First of all, I understand that as it's a combination of value-based and policy-based methods it will use their functions to estimate the optimal policy, being the loss function the Mean Square Error (MSE), which is the square of the TD Error, the one to learn an accurate estimate of the value function, which is used as feedback for the actor.
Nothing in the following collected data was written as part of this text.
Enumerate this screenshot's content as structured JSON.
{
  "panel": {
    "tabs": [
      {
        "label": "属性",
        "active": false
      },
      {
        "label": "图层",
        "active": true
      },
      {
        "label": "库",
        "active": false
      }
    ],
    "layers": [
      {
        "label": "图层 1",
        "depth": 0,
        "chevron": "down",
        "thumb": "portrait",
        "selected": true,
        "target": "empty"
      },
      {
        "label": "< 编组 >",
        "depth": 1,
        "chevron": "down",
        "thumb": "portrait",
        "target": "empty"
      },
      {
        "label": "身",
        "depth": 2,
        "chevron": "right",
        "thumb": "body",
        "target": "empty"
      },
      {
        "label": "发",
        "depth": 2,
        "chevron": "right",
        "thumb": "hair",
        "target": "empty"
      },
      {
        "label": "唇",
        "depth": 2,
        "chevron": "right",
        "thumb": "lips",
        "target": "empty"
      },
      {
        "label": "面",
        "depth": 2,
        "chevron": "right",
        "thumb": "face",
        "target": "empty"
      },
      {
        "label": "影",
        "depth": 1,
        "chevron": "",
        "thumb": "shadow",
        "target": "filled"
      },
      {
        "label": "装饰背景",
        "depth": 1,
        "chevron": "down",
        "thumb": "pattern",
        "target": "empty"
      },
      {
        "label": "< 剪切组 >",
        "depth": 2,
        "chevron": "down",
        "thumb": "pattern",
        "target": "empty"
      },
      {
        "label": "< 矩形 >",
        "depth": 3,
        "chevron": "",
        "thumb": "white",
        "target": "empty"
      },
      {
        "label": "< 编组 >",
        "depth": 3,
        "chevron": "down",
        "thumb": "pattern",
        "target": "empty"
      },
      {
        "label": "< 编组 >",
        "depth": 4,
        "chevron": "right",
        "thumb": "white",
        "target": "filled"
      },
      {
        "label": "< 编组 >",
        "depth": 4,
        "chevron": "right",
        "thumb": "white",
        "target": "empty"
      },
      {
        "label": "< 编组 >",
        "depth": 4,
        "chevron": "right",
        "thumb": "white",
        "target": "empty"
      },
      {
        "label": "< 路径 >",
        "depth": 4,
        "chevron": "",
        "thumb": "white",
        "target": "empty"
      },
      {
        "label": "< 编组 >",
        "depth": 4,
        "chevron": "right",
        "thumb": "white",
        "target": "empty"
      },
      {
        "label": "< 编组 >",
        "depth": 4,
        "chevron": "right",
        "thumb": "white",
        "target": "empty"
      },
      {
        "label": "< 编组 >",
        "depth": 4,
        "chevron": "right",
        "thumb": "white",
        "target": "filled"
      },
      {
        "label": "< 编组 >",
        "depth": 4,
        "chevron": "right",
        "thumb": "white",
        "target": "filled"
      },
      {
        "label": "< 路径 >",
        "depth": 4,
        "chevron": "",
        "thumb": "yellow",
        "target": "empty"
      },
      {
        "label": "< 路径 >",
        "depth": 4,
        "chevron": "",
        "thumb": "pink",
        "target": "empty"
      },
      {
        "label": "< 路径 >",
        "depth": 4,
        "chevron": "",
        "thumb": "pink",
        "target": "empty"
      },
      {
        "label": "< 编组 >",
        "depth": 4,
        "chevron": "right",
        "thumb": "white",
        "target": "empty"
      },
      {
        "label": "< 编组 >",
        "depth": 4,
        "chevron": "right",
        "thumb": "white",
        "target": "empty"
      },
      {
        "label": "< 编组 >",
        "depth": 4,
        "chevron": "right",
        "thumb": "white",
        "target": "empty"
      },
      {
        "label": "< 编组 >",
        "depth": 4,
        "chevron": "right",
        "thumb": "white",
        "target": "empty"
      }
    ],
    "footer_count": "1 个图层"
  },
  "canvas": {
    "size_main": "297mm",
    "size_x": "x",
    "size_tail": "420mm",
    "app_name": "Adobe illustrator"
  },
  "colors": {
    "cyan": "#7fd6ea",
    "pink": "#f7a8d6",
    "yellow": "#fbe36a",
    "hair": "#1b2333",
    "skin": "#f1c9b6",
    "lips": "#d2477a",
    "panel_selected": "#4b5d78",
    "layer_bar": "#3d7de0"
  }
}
Being the function: $$L(\phi) = \dfrac{1}{2}\left(V_\phi(s_t) - \left(r_t + \gamma\,V_\phi(s_{t+1})\right)\right)^{2}$$ And expressed with gradient:$$\nabla_\phi L(\phi) = \underset{\tau \sim \pi_\theta}{\mathbb{E}}\left[\nabla_\phi\left(V_\phi(s_t) - \left(r_t + \gamma\,V_\phi(s_{t+1})\right)\right)^2\right]$$ Now for the actor we would use the objective function: $$\nabla_\theta\,J(\theta) = \underset{\tau \sim \pi_\theta}{\mathbb{E}}\left[\nabla_\theta\log\pi_\theta(a\,|\,s)R(\tau)\right]$$
Finally, for Advantage Actor-Critic methods, we would use the Advantage function for both loss and objective functions:$$\nabla_\theta J(\theta) = \underset{\tau \sim \pi_\theta}{\mathbb{E}}\left[\nabla_\theta\log\pi_\theta(a_t\,|\,s_t)\,A(s_t,\,a_t)\right]$$ $$\nabla_\phi L(\phi) = \underset{\tau \sim \pi_\theta}{\mathbb{E}}\left[\nabla_\phi(A(s_t,\,a_t))^{2}\right]$$
Where $\tau$ is an episode of $\pi_\theta$. Am I missing something or is it a good summary of AC methods ? Feel free to make any suggestions or improvements.